Data-driven machine learning model of a Selective Catalytic Reduction on Filter (SCRF) in a heavy-duty diesel engine: A comparison of Artificial Neural Network with Tree-based algorithms

Abstract

The Selective Catalytic Reduction on Filter (SCRF) system is yet to be deployed in current heavy-duty diesel engine aftertreatment system. Due to the thermal, space and cost benefits of the SCRF, it could become a useful component of the after-treatment system of a heavy-duty diesel engine, as regulators continue to demand an even cleaner environment.

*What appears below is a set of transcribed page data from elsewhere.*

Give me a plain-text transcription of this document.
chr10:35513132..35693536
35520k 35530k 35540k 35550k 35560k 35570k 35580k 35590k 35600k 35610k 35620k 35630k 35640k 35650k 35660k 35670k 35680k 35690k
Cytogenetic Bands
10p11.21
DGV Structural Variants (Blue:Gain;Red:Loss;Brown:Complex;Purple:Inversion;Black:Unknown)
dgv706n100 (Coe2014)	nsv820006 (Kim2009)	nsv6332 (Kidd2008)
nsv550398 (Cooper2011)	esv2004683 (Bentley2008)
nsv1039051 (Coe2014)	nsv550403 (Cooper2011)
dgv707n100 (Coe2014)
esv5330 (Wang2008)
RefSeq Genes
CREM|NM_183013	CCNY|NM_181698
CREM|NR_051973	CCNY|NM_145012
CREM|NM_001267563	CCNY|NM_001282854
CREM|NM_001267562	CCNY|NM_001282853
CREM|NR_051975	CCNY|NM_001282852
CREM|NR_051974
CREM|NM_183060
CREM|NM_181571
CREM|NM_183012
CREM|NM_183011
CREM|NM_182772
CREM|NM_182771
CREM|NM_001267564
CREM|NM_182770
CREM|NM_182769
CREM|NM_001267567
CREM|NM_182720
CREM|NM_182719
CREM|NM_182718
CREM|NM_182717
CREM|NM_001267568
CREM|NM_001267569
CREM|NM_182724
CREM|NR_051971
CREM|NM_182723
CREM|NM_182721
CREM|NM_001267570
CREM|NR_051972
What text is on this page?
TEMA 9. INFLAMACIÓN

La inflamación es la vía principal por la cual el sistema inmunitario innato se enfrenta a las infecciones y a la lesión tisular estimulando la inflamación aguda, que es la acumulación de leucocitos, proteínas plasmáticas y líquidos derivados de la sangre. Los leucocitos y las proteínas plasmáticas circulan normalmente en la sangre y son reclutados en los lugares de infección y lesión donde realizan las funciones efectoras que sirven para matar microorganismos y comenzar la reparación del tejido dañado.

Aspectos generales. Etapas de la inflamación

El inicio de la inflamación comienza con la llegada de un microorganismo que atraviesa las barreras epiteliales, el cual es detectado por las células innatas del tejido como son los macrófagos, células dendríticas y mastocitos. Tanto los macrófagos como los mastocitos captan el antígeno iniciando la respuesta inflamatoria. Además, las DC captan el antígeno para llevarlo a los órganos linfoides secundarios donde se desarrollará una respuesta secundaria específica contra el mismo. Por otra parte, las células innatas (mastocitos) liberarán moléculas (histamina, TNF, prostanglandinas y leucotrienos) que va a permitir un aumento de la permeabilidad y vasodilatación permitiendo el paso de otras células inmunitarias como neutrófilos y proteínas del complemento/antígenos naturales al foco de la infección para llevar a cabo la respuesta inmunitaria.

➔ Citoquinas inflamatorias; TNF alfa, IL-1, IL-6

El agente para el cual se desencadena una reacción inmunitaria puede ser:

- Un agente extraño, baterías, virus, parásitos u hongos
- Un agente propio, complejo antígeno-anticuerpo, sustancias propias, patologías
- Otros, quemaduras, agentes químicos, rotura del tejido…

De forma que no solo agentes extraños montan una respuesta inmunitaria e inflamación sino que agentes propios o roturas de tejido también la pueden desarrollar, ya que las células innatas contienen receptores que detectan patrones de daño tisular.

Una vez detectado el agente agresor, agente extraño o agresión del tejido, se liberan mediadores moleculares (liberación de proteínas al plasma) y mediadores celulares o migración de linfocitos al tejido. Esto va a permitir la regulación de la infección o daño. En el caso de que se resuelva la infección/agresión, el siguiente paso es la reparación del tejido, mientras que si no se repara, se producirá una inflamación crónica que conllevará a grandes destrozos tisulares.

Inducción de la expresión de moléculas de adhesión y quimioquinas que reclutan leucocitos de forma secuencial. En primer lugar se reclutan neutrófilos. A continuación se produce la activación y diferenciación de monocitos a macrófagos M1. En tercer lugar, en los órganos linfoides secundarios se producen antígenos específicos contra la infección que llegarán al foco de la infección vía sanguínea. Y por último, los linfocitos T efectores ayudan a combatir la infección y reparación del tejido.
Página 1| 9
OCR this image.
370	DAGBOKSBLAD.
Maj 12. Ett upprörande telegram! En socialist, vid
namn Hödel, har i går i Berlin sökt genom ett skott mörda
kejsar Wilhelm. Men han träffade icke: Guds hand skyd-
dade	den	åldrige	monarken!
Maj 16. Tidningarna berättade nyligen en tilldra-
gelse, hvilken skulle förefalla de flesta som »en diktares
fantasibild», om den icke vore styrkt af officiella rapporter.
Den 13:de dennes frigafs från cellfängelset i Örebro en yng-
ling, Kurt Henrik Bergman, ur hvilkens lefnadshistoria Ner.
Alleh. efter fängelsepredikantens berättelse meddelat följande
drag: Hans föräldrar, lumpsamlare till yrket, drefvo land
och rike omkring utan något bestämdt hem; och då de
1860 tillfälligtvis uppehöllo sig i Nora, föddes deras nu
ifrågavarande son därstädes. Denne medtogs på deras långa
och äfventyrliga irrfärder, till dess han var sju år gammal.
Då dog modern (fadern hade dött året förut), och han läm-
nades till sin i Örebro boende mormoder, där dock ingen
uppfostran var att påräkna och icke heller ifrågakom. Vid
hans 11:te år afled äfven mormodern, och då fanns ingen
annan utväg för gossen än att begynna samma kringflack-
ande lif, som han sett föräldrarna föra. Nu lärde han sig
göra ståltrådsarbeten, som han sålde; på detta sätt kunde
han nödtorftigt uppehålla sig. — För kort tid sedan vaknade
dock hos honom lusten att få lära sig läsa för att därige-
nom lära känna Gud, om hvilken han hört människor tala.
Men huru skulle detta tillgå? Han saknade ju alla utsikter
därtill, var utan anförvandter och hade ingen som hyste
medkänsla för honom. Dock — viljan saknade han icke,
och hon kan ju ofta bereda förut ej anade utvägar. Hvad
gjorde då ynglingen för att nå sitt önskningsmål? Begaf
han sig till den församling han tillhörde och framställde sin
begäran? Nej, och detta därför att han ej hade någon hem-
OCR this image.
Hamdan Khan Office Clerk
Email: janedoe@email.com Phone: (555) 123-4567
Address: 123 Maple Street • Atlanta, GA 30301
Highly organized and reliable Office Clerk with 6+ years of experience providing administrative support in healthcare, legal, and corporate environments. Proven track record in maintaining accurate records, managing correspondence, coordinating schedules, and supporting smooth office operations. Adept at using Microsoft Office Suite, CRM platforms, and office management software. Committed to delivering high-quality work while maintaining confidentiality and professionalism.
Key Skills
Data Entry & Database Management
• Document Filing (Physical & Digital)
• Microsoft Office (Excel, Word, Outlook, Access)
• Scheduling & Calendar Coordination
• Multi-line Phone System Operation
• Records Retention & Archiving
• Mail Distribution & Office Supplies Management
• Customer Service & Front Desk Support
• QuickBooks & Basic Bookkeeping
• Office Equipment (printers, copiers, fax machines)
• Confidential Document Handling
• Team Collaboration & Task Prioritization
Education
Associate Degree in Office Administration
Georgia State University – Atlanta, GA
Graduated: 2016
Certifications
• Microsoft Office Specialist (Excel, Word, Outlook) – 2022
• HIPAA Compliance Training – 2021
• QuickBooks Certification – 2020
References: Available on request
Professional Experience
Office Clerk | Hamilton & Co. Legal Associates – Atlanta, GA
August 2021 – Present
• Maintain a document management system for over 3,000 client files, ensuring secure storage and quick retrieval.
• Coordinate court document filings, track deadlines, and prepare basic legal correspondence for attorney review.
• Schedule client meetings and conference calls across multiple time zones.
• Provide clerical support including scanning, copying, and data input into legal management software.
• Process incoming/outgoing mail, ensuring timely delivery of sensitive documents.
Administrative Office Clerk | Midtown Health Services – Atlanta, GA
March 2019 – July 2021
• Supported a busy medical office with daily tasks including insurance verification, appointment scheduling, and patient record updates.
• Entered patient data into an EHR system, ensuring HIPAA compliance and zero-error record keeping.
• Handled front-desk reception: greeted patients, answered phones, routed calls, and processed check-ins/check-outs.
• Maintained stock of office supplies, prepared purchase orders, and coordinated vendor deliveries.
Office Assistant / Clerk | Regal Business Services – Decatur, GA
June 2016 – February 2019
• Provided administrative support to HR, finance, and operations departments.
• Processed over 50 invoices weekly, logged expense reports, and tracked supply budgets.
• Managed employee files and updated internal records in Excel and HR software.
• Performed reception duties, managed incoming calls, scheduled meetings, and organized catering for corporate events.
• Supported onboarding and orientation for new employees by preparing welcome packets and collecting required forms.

Ammonia cross-sensitivity of NOx sensors at the post-SCRF location poses challenges in measuring NOx emission accurately at this location and in turn affects the NOx conversion efficiency calculations. Developing a model that could replace the NOx sensor helps to mitigate the ammonia cross-sensitivity challenge as well as provides a medium to measure post-SCRF NOx concentration and NOx conversion efficiency while saving the cost on NOx sensors. This work focuses on a data-driven approach to developing a model for predicting NOx conversion efficiency across the SCRF using Artificial Neural Network, Bootstrap Forest, and Boosted Tree methods. Further, the three modeling techniques were also compared for accuracy and computation cost.